John starts tomorrow and left yesterday with a truck-full of things to live in Tipton in a rental house during the week and come back to Jeremiah and I on the weekends. We'll try to live with this arrangement until the house sells or until I can't stand it anymore! Hopefully, either way it isn't a long wait! I don't know how much more of Jeremiah asking for Daddy I can take.

On a bright note, my job has agreed to test out telecommuting. I will return to campus a few times a month, as needed, but use our house in Tipton as a base office. This was a HUGE relief for me, as I wasn't looking forward to searching for a job in this not-so-lovely job market. I also appreciated having one less thing uprooted. As noted in a previous post, I don't do change well.
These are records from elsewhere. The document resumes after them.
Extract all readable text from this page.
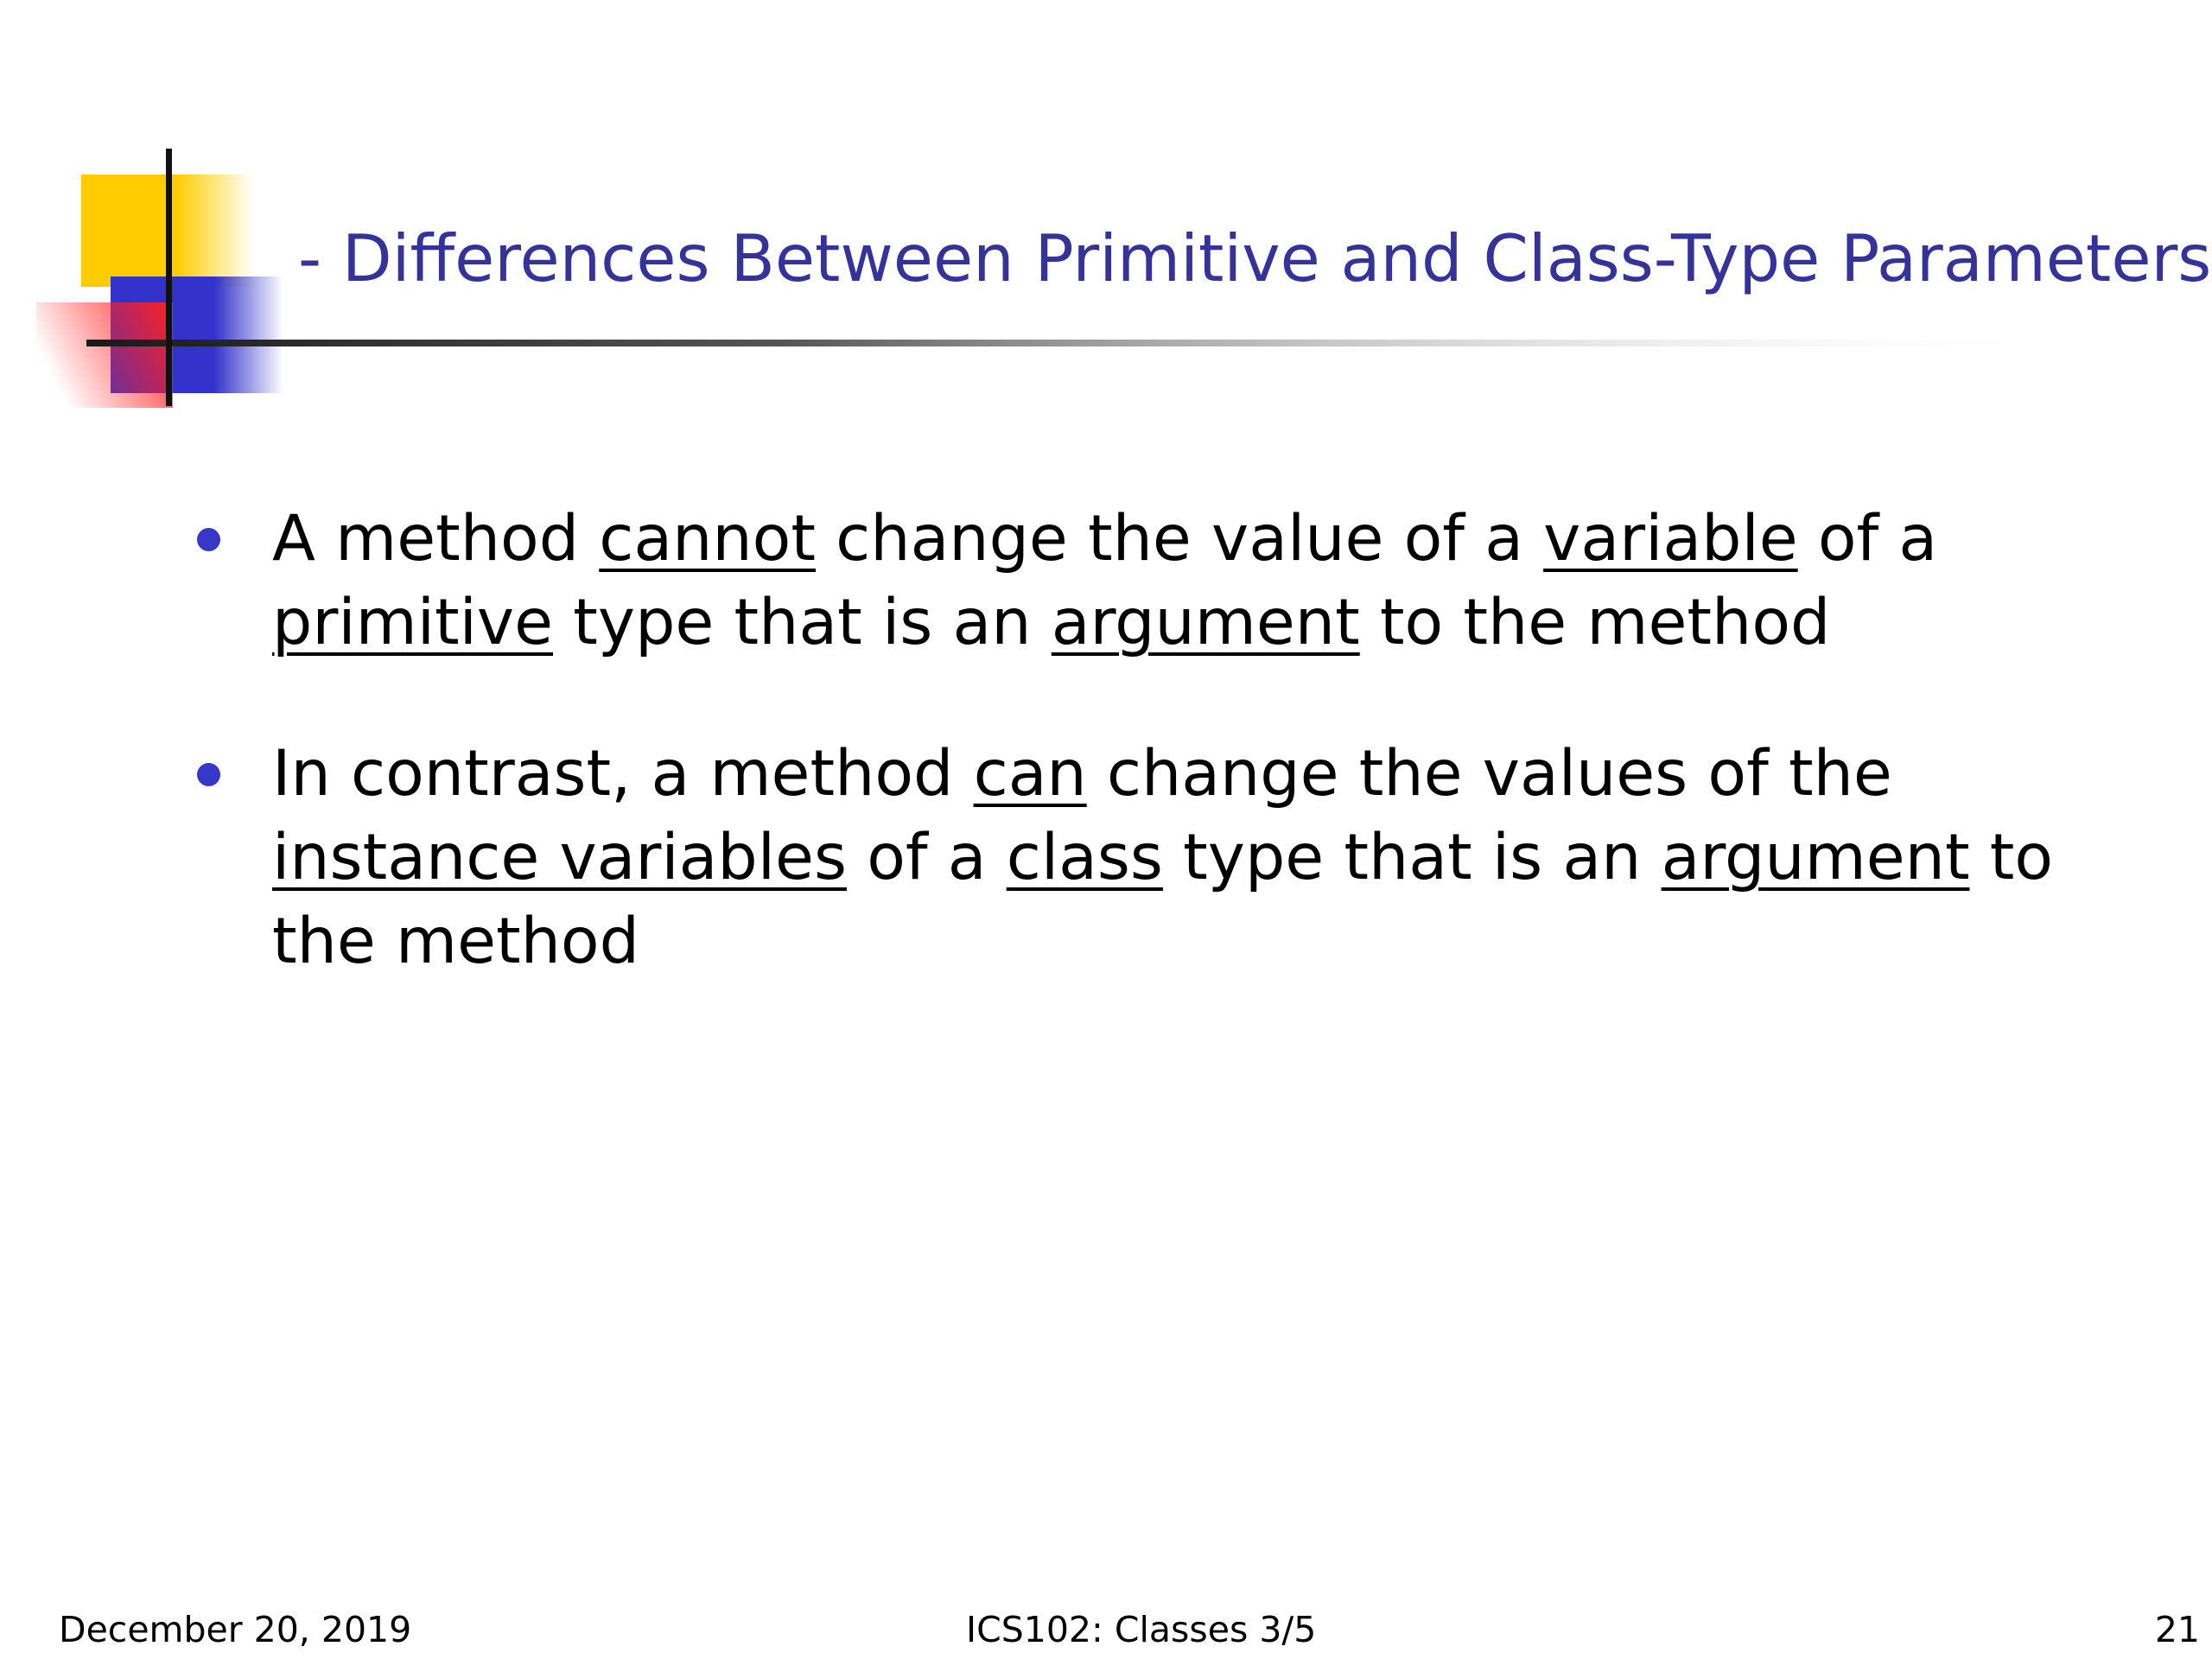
- Differences Between Primitive and Class-Type Parameters
A method cannot change the value of a variable of a primitive type that is an argument to the method
In contrast, a method can change the values of the instance variables of a class type that is an argument to the method
December 20, 2019	ICS102: Classes 3/5	21
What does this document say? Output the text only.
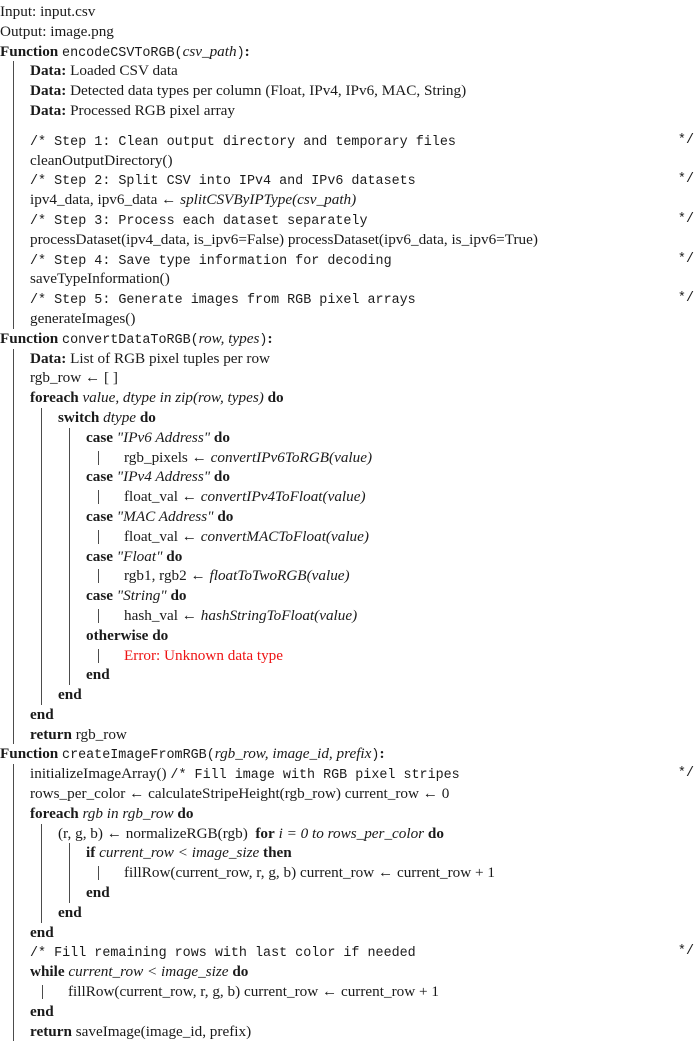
Input: input.csv
Output: image.png
Function encodeCSVToRGB(csv_path):
Data: Loaded CSV data
Data: Detected data types per column (Float, IPv4, IPv6, MAC, String)
Data: Processed RGB pixel array
/* Step 1: Clean output directory and temporary files	*/
cleanOutputDirectory()
/* Step 2: Split CSV into IPv4 and IPv6 datasets	*/
ipv4_data, ipv6_data ← splitCSVByIPType(csv_path)
/* Step 3: Process each dataset separately	*/
processDataset(ipv4_data, is_ipv6=False) processDataset(ipv6_data, is_ipv6=True)
/* Step 4: Save type information for decoding	*/
saveTypeInformation()
/* Step 5: Generate images from RGB pixel arrays	*/
generateImages()
Function convertDataToRGB(row, types):
Data: List of RGB pixel tuples per row
rgb_row ← [ ]
foreach value, dtype in zip(row, types) do
switch dtype do
case "IPv6 Address" do
rgb_pixels ← convertIPv6ToRGB(value)
case "IPv4 Address" do
float_val ← convertIPv4ToFloat(value)
case "MAC Address" do
float_val ← convertMACToFloat(value)
case "Float" do
rgb1, rgb2 ← floatToTwoRGB(value)
case "String" do
hash_val ← hashStringToFloat(value)
otherwise do
Error: Unknown data type
end
end
end
return rgb_row
Function createImageFromRGB(rgb_row, image_id, prefix):
initializeImageArray() /* Fill image with RGB pixel stripes	*/
rows_per_color ← calculateStripeHeight(rgb_row) current_row ← 0
foreach rgb in rgb_row do
(r, g, b) ← normalizeRGB(rgb) for i = 0 to rows_per_color do
if current_row < image_size then
fillRow(current_row, r, g, b) current_row ← current_row + 1
end
end
end
/* Fill remaining rows with last color if needed	*/
while current_row < image_size do
fillRow(current_row, r, g, b) current_row ← current_row + 1
end
return saveImage(image_id, prefix)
For those interested, Tipton is half-way between the Quad Cities and Iowa City. We'll be much closer to all the grandparents but it will likely still warrant overnights at both sides.

We hope to put the house on the market in the next few weeks. We have just a few more projects to complete before we're ready for that. Having John making the weekly trip will hopefully assist with getting some of the clutter out of our house. I'm a little nervous about getting it sold for a good price, but we'll do our best!

In regards to further changes, I finished my master's degree this past week. It was bit anti-climatic, given all the other craziness in our lives, but I'm happy to be done either way. However, I'm thinking that the "When I am done with class list" that I was keeping of various projects may be waiting a bit longer. And, now, with no homework or husband, I'm a little nervous that the evenings may be harder on me emotionally. Having homework didn't allow for time to dwell on other things.

I'm trying to take all these changes with grace and remember my own Grandmother's words that "it is all god's will," but there are also times when I just have to be who I am and deal with this in my own way. I don't need solutions or "you shoulds" from others, just an understanding that I need to be able to handle this in the best way I know how. I need for people to spend time with Jeremiah and I and call to check in, not to give advice. I have to say that JT was WONDERFUL yesterday when he told me that he would be more worried about me if I wasn't a mess as he was prepping to leave, when others were reminding me that it was a time that I should be the strong partner. He knows me so well!!